He almost wished he hadn’t.
Slorn pressed his broad hands to the stone floor. Tiny tremors, too small for anyone who wasn’t feeling for them to notice, ran through the Shaper Mountain. They came in long, jagged scrapes, as though something far away was rubbing against the stone. Every time the stone shook, he saw a flicker of movement far, far below, a flicker of movement in the horrible, familiar shape of an enormous, clawed hand.
Slorn lifted his hands from the stone and folded them in his lap. If the hands were above as well as below, then Gredit was right. There was something terribly wrong with the world, something the Shepherdess didn’t want the spirits to see. The Shaper Mountain knew this, but it could not act because of the Shepherdess. However, Slorn was certain that, while the Teacher made all the motions of an obedient servant, not even the Shepherdess could cow such an old, stubborn spirit forever. All he had to do was wait.
With that, the problem of how to spend his imprisonment was decided. Slorn looked away from the bottom of the world and leaned back, settling against the cold stone of the mountain. When he was comfortable, he opened his mouth and, in a quiet voice, began to ask questions. He asked about the demonseeds, about the Dead Mountain, about the clawing hands. He asked about spirits, about humans, where they’d come from, why the Shepherdess had made them, why they were blind. Everything he wanted to know, he asked. No answers came, but Slorn did not stop. He would never stop until the stone replied. Nivel had told him once that he was as stubborn as a mountain. To honor her memory, to give meaning to her death, he was going to prove her right. And so he kept asking questions in the white silence until, far sooner than he expected, the cell door opened.
Miranda lay facedown on the stone floor, her eyes closed against the constant light of the mountain. It did no good. The light bled through her eyelids until even her dreams were suffused in white. She pushed herself up with a groan and stared glumly at the room that had become her world: a white box, ten feet by ten feet by ten feet, no door, no windows, nothing even to mark which wall was which. Twice a day, the wall opened and a Shaper appeared with food, but otherwise she had no outside contact, no company at all. After the stone swallowed her, she’d lost consciousness and woken up here, alone. She hadn’t seen Slorn since the meeting, but worse than that, Gin was missing. His absence bothered her more than her own imprisonment, and since he wasn’t a bound spirit, she couldn’t even feel if he was alive or dead.
After she woke up, Miranda had spent the first dozen hours of her confinement trying to break out. Normally, this wouldn’t be a problem. Again, the Shapers had left her rings, and though the walls of her cell were part of the mountain, they were still stone. Mellinor’s water had broken down larger walls than these, so had Durn’s boulders. But the problem wasn’t the walls; it was her spirits. No matter how she harangued them, they refused to act against the mountain, and every time she asked why, every one of them gave the same answer: They could not raise their strength against a star.
Miranda pressed her cheek against the cold stone. A week ago, she wouldn’t have bought that excuse for a second. Now, after her meeting with the mountain, she understood a little better. Stars were spirits even greater than Great Spirits, chosen and backed by the greatest spirit of them all, the one called the Shepherdess. Spiritualist oath or no, so long as the Shaper Mountain was her jailer, her spirits could do nothing to help her. Not unless she forced them. Revulsion flooded her mind at the thought. She would die here before she Enslaved any spirit, much less her own.
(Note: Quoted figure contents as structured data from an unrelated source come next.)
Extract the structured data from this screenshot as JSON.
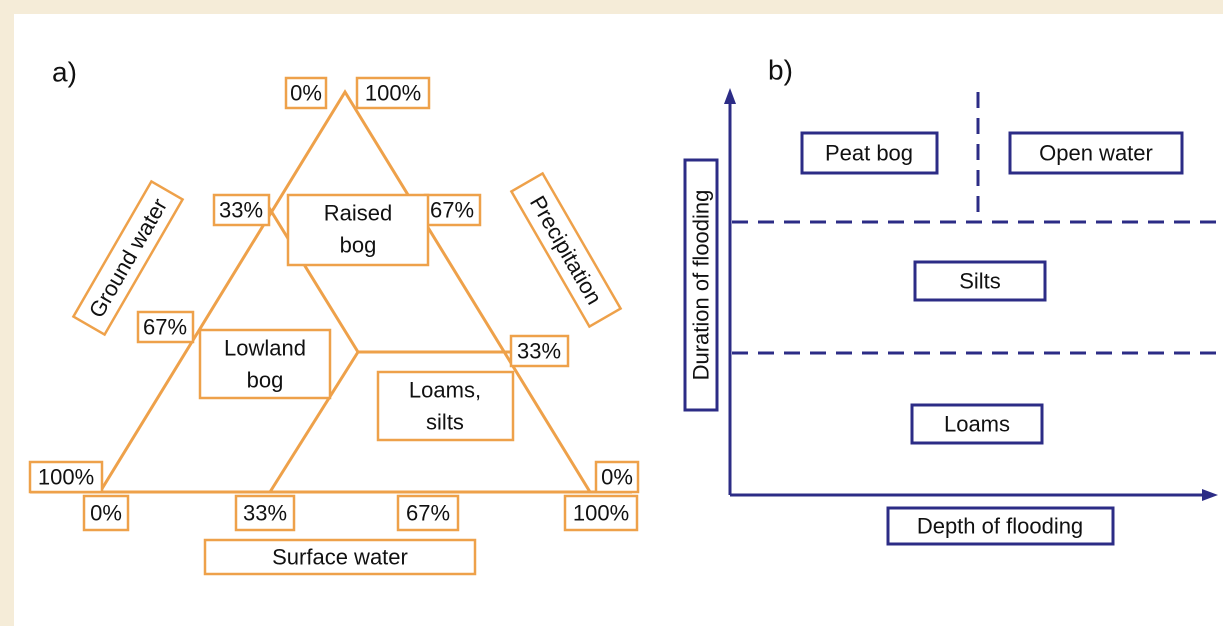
{
  "panel_a": {
    "label": "a)",
    "axis_labels": [
      "Ground water",
      "Precipitation",
      "Surface water"
    ],
    "percent_labels": [
      "0%",
      "100%",
      "33%",
      "67%",
      "67%",
      "33%",
      "100%",
      "0%",
      "0%",
      "33%",
      "67%",
      "100%"
    ],
    "zones": [
      {
        "lines": [
          "Raised",
          "bog"
        ]
      },
      {
        "lines": [
          "Lowland",
          "bog"
        ]
      },
      {
        "lines": [
          "Loams,",
          "silts"
        ]
      }
    ]
  },
  "panel_b": {
    "label": "b)",
    "y_axis": "Duration of flooding",
    "x_axis": "Depth of flooding",
    "zones": [
      "Peat bog",
      "Open water",
      "Silts",
      "Loams"
    ]
  }
}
Of course, dying here was looking more and more like her fate. She didn’t even know how long she’d been in her cell. Two days at least, but without a window she couldn’t be sure, and the guard never answered her questions. All she had was the endless, unchanging light and the slow feeling of time crawling over her skin.
Abandoning sleep, Miranda pushed herself up with a frustrated sigh. She walked to the white wall across from where she’d been lying and began running her fingers over the smooth stone. It was a futile effort. She’d already checked the walls hundreds of times. There were no cracks, no weaknesses. Still, she kept looking. She had to keep looking, keep trying for an escape, or she would go mad.
She was standing on tiptoe, running her fingers along the corner where the ceiling met the wall, when she heard the familiar soft grinding of stone. Miranda fell back on her heels and turned just in time to see the stone of the far wall fold in on itself to create a small door. It happened instantly, the flawless stone she’d run her fingers over just a minute before curling away to reveal the stern face and tall, heavy frame of the Shaper who served as her jailer. He was glowering, as usual, and Miranda glowered right back.